When it comes to discussing his departure from the show, Jason does not mince his words. “While Gadget Show will never be repeated, it was life-changing and I owe huge gratitude to the show. Ultimately though you are still working for someone else, and if I’m guilty of anything it’s not having a piece of the action and not being responsible for my own stuff.

“Here’s the thing. Television is finished. TV is over, in the way that we know it. We’re going to read about the crisis of faith in TV as advertisers realise they are pumping money into a medium that no one is watching anymore.”

Jason adds that he is in no way dancing around the funeral pyre, and that he is still passionate about television. However, diminishing audiences, he says, correlate with a rise in popularity for on-demand services like Netflix and YouTube – and that’s where he sees a new chapter of career opportunities.

“Even though I’m starting quite late, I want to do YouTube because I want to do my own thing. I’d rather fail and do it on my own terms than I would to be successful but ultimately owe it to someone else. I’ve done the team work thing and I’ve really enjoyed it but now I want to branch out and do it for myself.”

Putting the ‘punk’ into product

Since being announced as the University of Lincoln’s new visiting lecturer in 2014, Jason has fully immersed himself in his professorial role. He says that he was flattered and excited to pass on the knowledge he had accrued over the years.

It also seems that being back in the county of his youth has given his lectures a sense of nostalgia for other revolutionary ideals.

His teaching style appears almost provocative, as he explains his ambition is to ignite a fire under his Computer Science and Product Design students. “When I give lectures, I always try to have some sort of punky ideas where I rip stuff up a bit, because really the job of a student is to disagree, to rip it up and to start again, or pull things apart and find out how they work.

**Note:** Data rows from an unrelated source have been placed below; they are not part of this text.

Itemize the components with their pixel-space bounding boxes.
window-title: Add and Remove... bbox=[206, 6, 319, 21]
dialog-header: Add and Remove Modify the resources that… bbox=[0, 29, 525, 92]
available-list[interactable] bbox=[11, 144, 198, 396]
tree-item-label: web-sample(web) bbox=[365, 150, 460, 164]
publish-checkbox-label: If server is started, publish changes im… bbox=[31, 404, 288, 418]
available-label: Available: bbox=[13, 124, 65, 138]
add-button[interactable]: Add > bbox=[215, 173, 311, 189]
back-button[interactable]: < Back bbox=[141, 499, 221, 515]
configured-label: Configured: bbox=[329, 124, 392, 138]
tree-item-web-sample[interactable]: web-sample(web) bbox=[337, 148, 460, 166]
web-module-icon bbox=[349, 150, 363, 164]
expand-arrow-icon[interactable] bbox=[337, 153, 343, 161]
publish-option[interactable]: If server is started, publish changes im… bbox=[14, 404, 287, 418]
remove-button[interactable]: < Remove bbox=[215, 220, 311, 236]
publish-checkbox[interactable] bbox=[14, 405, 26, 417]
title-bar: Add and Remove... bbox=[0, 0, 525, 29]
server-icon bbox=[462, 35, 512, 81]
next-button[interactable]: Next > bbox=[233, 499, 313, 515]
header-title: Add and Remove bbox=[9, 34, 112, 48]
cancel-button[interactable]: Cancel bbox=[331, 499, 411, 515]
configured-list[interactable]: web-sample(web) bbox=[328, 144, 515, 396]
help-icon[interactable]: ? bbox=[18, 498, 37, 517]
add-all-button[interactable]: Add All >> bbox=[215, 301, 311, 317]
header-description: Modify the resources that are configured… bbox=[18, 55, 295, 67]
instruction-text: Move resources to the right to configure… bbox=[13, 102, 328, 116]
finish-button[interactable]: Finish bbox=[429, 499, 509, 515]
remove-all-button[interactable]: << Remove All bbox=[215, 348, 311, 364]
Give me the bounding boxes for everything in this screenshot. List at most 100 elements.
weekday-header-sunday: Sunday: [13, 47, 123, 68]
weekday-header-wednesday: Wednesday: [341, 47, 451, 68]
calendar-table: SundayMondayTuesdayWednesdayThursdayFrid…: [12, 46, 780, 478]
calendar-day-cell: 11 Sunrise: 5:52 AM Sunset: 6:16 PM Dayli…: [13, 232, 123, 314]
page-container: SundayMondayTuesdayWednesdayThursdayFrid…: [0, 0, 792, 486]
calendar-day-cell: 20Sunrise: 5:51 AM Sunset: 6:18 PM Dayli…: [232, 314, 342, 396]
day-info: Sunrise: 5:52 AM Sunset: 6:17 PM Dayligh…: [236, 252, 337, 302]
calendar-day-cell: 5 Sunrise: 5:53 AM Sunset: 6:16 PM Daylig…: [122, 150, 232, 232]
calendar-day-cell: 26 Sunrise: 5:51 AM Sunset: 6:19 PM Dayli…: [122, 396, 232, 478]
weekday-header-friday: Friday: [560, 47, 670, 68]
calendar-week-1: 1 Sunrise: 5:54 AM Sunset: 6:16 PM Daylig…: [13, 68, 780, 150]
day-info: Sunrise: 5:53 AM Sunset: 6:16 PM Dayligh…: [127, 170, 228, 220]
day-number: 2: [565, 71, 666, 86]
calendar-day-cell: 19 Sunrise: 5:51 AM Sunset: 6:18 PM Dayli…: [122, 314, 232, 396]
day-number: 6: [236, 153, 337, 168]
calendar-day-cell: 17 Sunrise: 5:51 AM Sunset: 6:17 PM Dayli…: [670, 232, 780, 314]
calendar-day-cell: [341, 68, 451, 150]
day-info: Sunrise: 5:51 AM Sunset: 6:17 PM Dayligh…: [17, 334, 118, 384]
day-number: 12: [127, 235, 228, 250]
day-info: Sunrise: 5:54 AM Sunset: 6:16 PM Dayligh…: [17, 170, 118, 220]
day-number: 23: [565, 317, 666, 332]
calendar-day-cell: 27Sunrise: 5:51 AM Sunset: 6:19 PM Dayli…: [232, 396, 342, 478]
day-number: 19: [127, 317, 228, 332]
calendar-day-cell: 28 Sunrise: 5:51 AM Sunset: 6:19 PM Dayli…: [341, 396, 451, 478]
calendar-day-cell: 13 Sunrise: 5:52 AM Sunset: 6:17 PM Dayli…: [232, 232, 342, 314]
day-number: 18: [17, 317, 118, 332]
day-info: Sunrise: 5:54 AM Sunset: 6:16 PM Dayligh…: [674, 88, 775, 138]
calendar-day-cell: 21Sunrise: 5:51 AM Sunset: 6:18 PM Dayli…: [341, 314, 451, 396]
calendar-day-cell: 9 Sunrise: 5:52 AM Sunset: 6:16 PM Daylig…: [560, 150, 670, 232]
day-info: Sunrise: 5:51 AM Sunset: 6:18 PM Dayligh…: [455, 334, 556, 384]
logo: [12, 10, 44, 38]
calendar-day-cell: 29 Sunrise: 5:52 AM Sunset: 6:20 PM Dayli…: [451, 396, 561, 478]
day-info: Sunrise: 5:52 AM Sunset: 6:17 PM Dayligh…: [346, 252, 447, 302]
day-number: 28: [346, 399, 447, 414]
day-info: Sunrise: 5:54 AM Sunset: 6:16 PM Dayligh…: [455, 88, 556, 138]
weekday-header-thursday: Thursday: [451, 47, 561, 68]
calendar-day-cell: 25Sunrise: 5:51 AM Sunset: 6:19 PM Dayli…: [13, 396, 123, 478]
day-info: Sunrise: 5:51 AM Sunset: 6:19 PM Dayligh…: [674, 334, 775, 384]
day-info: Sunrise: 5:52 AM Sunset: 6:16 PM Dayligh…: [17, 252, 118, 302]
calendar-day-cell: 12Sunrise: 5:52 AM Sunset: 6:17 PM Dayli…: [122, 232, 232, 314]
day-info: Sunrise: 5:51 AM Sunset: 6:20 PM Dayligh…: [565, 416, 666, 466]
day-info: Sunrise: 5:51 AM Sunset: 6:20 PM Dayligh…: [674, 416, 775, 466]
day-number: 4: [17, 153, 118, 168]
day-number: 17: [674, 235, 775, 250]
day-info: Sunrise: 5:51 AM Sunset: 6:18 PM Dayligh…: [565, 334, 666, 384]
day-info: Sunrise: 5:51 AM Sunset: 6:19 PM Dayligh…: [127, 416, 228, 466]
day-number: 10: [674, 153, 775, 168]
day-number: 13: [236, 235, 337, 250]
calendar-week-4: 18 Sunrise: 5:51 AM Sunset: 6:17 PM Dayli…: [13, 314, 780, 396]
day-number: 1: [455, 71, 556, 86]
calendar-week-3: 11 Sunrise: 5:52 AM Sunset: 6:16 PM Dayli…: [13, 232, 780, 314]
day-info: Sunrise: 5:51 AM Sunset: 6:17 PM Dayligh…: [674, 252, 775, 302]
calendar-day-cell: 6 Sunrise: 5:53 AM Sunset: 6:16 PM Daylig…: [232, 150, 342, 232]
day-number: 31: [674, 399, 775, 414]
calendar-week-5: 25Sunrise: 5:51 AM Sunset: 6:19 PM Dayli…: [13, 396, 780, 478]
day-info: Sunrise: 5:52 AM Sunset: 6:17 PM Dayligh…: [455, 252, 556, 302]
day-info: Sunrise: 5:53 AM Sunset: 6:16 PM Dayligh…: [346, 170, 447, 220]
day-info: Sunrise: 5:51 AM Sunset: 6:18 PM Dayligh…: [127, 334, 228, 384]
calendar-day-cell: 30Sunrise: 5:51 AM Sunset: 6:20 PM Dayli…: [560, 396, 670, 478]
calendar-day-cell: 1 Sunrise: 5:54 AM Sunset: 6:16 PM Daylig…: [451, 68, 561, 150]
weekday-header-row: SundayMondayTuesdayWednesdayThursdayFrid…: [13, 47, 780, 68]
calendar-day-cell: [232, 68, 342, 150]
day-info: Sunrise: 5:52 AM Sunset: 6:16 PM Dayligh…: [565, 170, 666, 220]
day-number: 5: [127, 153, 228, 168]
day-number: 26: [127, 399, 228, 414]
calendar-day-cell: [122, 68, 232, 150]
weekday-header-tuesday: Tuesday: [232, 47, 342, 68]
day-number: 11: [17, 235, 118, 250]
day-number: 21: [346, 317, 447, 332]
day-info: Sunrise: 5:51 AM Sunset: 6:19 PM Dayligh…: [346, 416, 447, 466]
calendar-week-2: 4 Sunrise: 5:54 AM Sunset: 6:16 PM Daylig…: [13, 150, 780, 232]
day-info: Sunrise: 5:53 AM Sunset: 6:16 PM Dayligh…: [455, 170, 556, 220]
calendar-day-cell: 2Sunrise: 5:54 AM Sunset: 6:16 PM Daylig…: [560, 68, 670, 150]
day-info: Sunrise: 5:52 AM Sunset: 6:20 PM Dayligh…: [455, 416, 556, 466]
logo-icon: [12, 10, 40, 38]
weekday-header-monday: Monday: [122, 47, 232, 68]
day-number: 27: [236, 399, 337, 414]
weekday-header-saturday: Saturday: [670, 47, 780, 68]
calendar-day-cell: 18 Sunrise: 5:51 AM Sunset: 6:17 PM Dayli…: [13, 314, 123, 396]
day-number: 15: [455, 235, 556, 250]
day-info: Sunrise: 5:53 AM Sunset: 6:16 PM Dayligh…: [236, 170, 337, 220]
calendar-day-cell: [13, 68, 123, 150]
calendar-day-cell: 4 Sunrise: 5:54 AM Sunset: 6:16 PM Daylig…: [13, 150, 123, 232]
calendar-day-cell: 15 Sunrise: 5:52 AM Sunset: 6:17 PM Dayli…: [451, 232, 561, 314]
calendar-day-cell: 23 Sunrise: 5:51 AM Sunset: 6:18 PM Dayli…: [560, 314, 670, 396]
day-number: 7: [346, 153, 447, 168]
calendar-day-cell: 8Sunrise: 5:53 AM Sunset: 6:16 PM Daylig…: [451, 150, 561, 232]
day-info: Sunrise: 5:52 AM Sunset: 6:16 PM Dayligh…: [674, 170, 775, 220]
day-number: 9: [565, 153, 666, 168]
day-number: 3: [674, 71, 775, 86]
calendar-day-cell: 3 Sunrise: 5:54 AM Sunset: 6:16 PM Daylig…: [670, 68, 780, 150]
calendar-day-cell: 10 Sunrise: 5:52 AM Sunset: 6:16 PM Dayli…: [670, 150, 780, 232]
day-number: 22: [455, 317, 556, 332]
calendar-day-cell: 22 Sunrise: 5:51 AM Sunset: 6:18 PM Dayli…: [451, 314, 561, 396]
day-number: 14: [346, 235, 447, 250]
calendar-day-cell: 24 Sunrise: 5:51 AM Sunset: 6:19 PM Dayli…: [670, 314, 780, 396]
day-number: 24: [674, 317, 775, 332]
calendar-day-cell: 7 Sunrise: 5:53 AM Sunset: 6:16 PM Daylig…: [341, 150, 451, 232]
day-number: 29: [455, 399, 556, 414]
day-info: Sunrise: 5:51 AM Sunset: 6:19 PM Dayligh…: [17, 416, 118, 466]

“I grew up watching films like Quadrophenia, listening to punk music and dressing up as a new romantic. I sometimes wonder if the zest for revolution has been lost a little bit in the digital age. So I invest my lectures with an iconoclastic edge.”

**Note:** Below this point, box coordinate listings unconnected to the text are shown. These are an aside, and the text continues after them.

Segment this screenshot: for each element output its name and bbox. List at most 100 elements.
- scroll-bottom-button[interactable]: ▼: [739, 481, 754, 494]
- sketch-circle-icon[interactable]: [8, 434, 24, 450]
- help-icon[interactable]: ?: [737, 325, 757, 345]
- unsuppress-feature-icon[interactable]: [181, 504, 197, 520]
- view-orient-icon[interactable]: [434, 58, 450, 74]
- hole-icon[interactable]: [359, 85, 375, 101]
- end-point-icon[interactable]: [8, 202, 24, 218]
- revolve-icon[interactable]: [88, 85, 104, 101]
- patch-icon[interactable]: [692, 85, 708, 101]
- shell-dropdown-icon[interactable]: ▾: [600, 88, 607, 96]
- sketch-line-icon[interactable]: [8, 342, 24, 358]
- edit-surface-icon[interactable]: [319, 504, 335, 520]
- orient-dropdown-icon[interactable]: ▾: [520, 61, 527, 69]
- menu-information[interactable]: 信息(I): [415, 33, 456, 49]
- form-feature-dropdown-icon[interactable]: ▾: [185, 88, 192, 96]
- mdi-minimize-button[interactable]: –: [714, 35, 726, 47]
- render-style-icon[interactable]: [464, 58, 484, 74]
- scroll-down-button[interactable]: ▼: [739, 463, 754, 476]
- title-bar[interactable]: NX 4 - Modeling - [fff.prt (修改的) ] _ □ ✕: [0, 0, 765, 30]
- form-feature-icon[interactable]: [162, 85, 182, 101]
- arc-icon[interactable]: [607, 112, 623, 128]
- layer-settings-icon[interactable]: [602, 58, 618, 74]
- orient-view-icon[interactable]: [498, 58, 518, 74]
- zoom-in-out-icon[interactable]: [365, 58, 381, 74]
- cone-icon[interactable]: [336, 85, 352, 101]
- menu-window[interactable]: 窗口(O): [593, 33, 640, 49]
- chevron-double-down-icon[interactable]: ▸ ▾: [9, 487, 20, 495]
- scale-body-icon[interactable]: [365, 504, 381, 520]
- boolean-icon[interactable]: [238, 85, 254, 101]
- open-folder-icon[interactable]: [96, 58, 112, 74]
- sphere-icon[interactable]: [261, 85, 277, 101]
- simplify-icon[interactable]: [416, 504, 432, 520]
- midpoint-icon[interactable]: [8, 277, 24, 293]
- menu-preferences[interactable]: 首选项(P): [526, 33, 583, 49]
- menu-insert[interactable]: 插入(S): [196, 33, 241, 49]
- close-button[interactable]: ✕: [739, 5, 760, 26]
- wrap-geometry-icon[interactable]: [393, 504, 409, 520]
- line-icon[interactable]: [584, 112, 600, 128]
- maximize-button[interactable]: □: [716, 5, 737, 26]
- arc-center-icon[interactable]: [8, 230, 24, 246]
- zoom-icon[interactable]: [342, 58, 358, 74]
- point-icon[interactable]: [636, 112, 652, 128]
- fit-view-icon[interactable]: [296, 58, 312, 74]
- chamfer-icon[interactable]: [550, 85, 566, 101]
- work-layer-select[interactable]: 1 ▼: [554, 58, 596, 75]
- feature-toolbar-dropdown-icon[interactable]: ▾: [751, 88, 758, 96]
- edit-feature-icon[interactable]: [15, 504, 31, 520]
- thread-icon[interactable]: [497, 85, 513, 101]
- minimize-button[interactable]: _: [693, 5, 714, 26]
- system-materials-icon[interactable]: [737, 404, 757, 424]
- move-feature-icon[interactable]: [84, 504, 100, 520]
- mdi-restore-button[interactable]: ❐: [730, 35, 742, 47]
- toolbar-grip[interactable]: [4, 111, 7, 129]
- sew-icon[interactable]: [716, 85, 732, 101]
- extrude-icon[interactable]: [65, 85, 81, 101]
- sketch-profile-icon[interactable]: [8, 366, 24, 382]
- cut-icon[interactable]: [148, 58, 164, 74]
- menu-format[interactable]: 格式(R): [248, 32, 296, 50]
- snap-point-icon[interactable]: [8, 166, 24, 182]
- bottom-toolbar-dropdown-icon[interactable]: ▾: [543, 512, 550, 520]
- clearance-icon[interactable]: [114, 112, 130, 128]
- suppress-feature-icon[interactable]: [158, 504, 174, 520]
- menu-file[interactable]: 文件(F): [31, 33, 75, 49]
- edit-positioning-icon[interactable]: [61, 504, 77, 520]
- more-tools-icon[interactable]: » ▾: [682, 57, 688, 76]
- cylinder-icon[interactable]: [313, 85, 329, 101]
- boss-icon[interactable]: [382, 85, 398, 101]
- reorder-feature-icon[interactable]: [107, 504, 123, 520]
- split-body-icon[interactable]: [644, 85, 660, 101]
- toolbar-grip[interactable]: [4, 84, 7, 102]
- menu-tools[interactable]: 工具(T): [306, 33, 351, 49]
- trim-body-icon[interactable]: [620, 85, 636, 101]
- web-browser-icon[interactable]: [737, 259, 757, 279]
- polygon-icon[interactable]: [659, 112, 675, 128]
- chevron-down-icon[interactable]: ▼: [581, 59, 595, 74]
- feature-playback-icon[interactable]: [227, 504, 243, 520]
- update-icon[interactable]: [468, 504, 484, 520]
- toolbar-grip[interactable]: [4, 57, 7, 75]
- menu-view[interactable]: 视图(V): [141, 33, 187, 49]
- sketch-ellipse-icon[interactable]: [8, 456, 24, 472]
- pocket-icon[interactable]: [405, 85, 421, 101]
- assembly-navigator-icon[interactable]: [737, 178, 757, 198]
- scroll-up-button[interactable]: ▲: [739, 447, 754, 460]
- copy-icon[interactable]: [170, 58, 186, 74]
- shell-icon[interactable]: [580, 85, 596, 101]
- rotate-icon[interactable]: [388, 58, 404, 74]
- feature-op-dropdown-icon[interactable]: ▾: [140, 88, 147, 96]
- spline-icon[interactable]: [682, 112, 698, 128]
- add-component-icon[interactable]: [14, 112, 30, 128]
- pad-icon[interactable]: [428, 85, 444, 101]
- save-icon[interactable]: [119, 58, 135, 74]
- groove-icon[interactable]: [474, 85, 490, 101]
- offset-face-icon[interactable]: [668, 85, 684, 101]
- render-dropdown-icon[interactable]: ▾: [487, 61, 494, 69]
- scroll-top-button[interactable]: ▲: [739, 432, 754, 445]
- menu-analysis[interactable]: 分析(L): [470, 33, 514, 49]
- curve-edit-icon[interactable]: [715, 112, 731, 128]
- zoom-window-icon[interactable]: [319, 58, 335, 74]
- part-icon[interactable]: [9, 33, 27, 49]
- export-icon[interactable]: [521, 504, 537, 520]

The inventors of the future are working on the next big products from the heart of the campus, and Jason explains that Lincolnshire is harbouring young talents that will bring in the next cutting edge technologies to the world.

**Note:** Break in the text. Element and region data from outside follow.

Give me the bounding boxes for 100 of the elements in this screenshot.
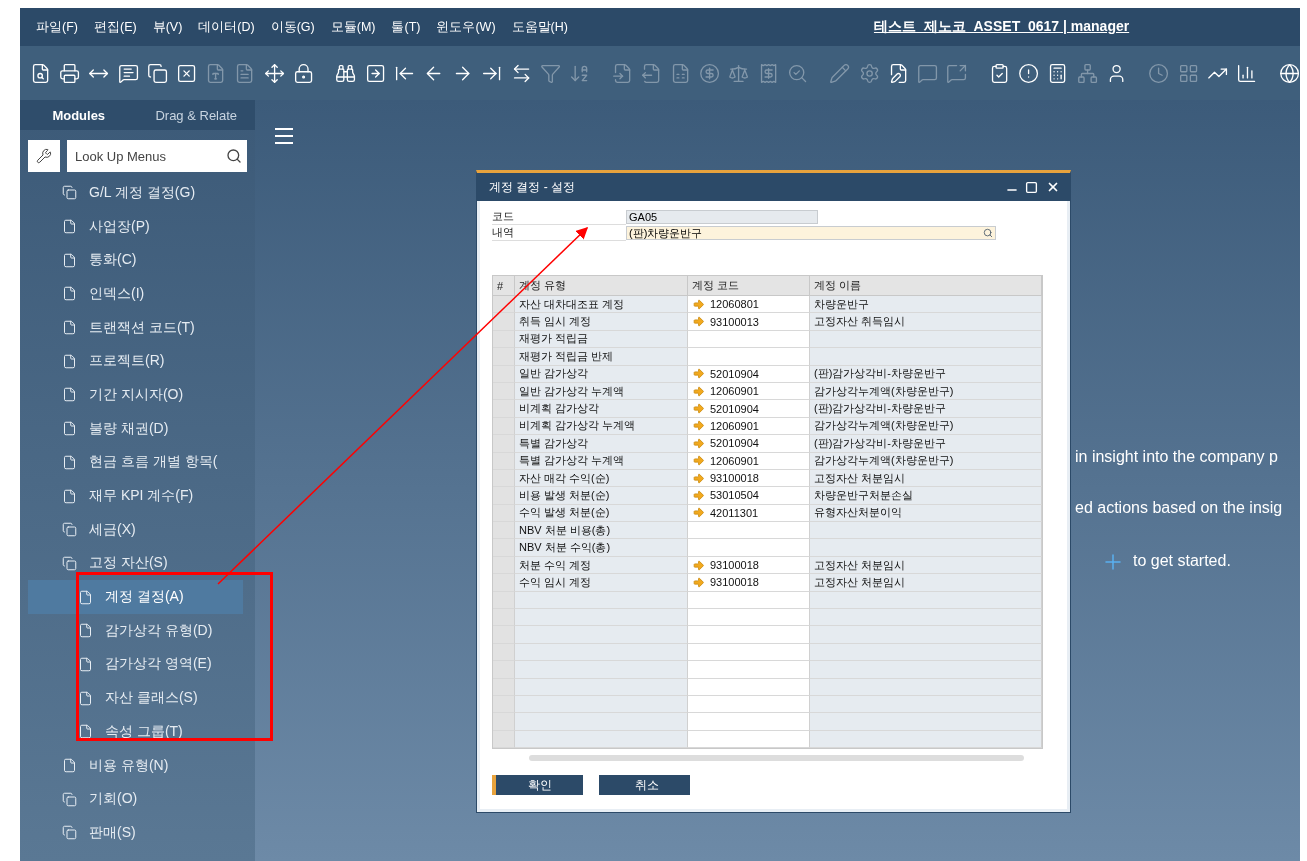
link-arrow-icon[interactable] [692, 471, 705, 485]
link-arrow-icon[interactable] [692, 506, 705, 520]
menu-item[interactable]: 사업장(P) [28, 209, 243, 244]
page-icon [62, 758, 77, 774]
menu-search-field[interactable]: Look Up Menus [67, 140, 221, 172]
menu-item[interactable]: 자산 클래스(S) [28, 681, 243, 715]
column-header[interactable]: 계정 이름 [810, 276, 1042, 296]
menu-item[interactable]: 판매(S) [28, 816, 243, 850]
page-icon [78, 690, 93, 706]
pages-icon [62, 555, 77, 571]
table-cell: 차량운반구처분손실 [810, 487, 1042, 505]
search-icon [226, 148, 242, 164]
link-arrow-icon[interactable] [692, 558, 705, 572]
table-cell: 고정자산 처분임시 [810, 574, 1042, 592]
account-code: 52010904 [710, 402, 759, 415]
wrench-icon [36, 148, 52, 164]
menu-item[interactable]: 불량 채권(D) [28, 411, 243, 446]
menu-bar-item[interactable]: 도움말(H) [511, 18, 568, 36]
field-label: 내역 [492, 225, 626, 241]
menu-bar-item[interactable]: 뷰(V) [152, 18, 183, 36]
sidebar-tab[interactable]: Modules [20, 107, 138, 123]
table-cell: 비용 발생 처분(순) [515, 487, 688, 505]
link-arrow-icon[interactable] [692, 454, 705, 468]
table-cell: (판)감가상각비-차량운반구 [810, 435, 1042, 453]
pages-icon [62, 791, 77, 807]
menu-item[interactable]: 통화(C) [28, 243, 243, 278]
account-code: 12060901 [710, 454, 759, 467]
menu-item[interactable]: 프로젝트(R) [28, 344, 243, 379]
page-icon [78, 623, 93, 639]
menu-icon[interactable] [275, 128, 293, 144]
menu-item[interactable]: 감가상각 영역(E) [28, 647, 243, 682]
link-arrow-icon[interactable] [692, 315, 705, 329]
windows-icon[interactable] [146, 61, 168, 85]
menu-item[interactable]: 계정 결정(A) [28, 580, 243, 614]
menu-item[interactable]: 속성 그룹(T) [28, 715, 243, 749]
lock-icon[interactable] [292, 61, 314, 85]
table-cell: 재평가 적립금 반제 [515, 348, 688, 366]
page-icon [62, 353, 77, 369]
horizontal-scrollbar[interactable] [529, 755, 1024, 762]
table-cell: 자산 대차대조표 계정 [515, 296, 688, 314]
cancel-button[interactable]: 취소 [599, 775, 690, 796]
sidebar-tab[interactable]: Drag & Relate [137, 107, 255, 123]
menu-item[interactable]: 재무 KPI 계수(F) [28, 479, 243, 513]
field-label: 코드 [492, 209, 626, 225]
search-button[interactable] [221, 140, 247, 172]
menu-item[interactable]: 현금 흐름 개별 항목( [28, 445, 243, 480]
link-arrow-icon[interactable] [692, 367, 705, 381]
maximize-icon[interactable] [1025, 180, 1038, 194]
link-arrow-icon[interactable] [692, 297, 705, 311]
input-field[interactable]: (판)차량운반구 [626, 226, 996, 240]
link-arrow-icon[interactable] [692, 419, 705, 433]
menu-item[interactable]: G/L 계정 결정(G) [28, 176, 243, 210]
wrench-button[interactable] [28, 140, 60, 172]
table-cell: 취득 임시 계정 [515, 313, 688, 331]
link-arrow-icon[interactable] [692, 489, 705, 502]
ok-button[interactable]: 확인 [492, 775, 583, 796]
globe-icon[interactable] [1278, 61, 1300, 85]
menu-bar-item[interactable]: 이동(G) [270, 18, 315, 36]
menu-bar-item[interactable]: 편집(E) [93, 18, 137, 36]
cockpit-hint: in insight into the company p [1075, 448, 1279, 467]
link-arrow-icon[interactable] [692, 402, 705, 416]
menu-bar-item[interactable]: 윈도우(W) [436, 18, 496, 36]
menu-item[interactable]: 기회(O) [28, 782, 243, 817]
table-cell: NBV 처분 비용(총) [515, 522, 688, 540]
input-field[interactable]: GA05 [626, 210, 818, 224]
table-cell: NBV 처분 수익(총) [515, 539, 688, 557]
menu-item[interactable]: 트랜잭션 코드(T) [28, 310, 243, 345]
alert-icon[interactable] [1018, 61, 1040, 85]
account-code: 12060801 [710, 298, 759, 311]
menu-item[interactable]: 인덱스(I) [28, 277, 243, 311]
table-cell: 고정자산 취득임시 [810, 313, 1042, 331]
page-icon [78, 589, 93, 605]
account-code: 52010904 [710, 367, 759, 380]
table-cell: 특별 감가상각 [515, 435, 688, 453]
link-arrow-icon[interactable] [692, 436, 705, 450]
print-icon[interactable] [59, 61, 81, 85]
menu-bar-item[interactable]: 데이터(D) [198, 18, 255, 36]
table-cell: 수익 임시 계정 [515, 574, 688, 592]
move-icon[interactable] [263, 61, 285, 85]
account-code: 12060901 [710, 419, 759, 432]
menu-item[interactable]: 세금(X) [28, 512, 243, 547]
column-header[interactable]: 계정 코드 [688, 276, 810, 296]
page-icon [62, 286, 77, 302]
close-icon[interactable] [1046, 180, 1060, 194]
menu-item[interactable]: 감가상각 유형(D) [28, 613, 243, 648]
menu-bar-item[interactable]: 모듈(M) [330, 18, 376, 36]
menu-item[interactable]: 비용 유형(N) [28, 748, 243, 783]
menu-item[interactable]: 고정 자산(S) [28, 546, 243, 581]
lookup-icon[interactable] [983, 228, 993, 238]
menu-bar-item[interactable]: 툴(T) [391, 18, 421, 36]
table-cell: (판)감가상각비-차량운반구 [810, 400, 1042, 418]
pages-icon [62, 522, 77, 538]
link-arrow-icon[interactable] [692, 384, 705, 398]
account-code: 93100018 [710, 576, 759, 589]
account-code: 12060901 [710, 385, 759, 398]
menu-item[interactable]: 기간 지시자(O) [28, 378, 243, 412]
column-header[interactable]: # [493, 276, 515, 296]
link-arrow-icon[interactable] [692, 575, 705, 589]
menu-bar-item[interactable]: 파일(F) [36, 18, 78, 36]
account-code: 93100018 [710, 472, 759, 485]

“You know the BB-8 robot from Star Wars? One of our students has designed that as a seat which would propel you forwards around the room. He’s done all of the CAD work and bought the prototype motors, these weird omni-directional wheels and electric motors, and he’s using Arduino. It’s very cool.

“Someone else has designed something called a Festival of One, which is a kind of wearable coat which has speakers and a screen built into it. One of the students is making a cycling helmet which has sensors which can detect cars and enable you to ride more safely, that’s a beautiful piece of product design.

“One of the things Lincolnshire needs to be taking advantage of is you can be located just about anywhere in the digital age. As long as you have a fat data pipe and a good connection to the internet, anything is possible.

“Lincolnshire is full of engineers, creative thinkers and problem solvers. We are so well set up to be an economy for the future. We could smash it in the next few years if we all get behind the right companies.

“The next big thing? Mind control.

“You can already buy headsets that can control your gadgets. Also, augmented reality will overtake virtual reality as the go to platform for gaming and marketing. Plus, driverless cars will become a concrete reality.”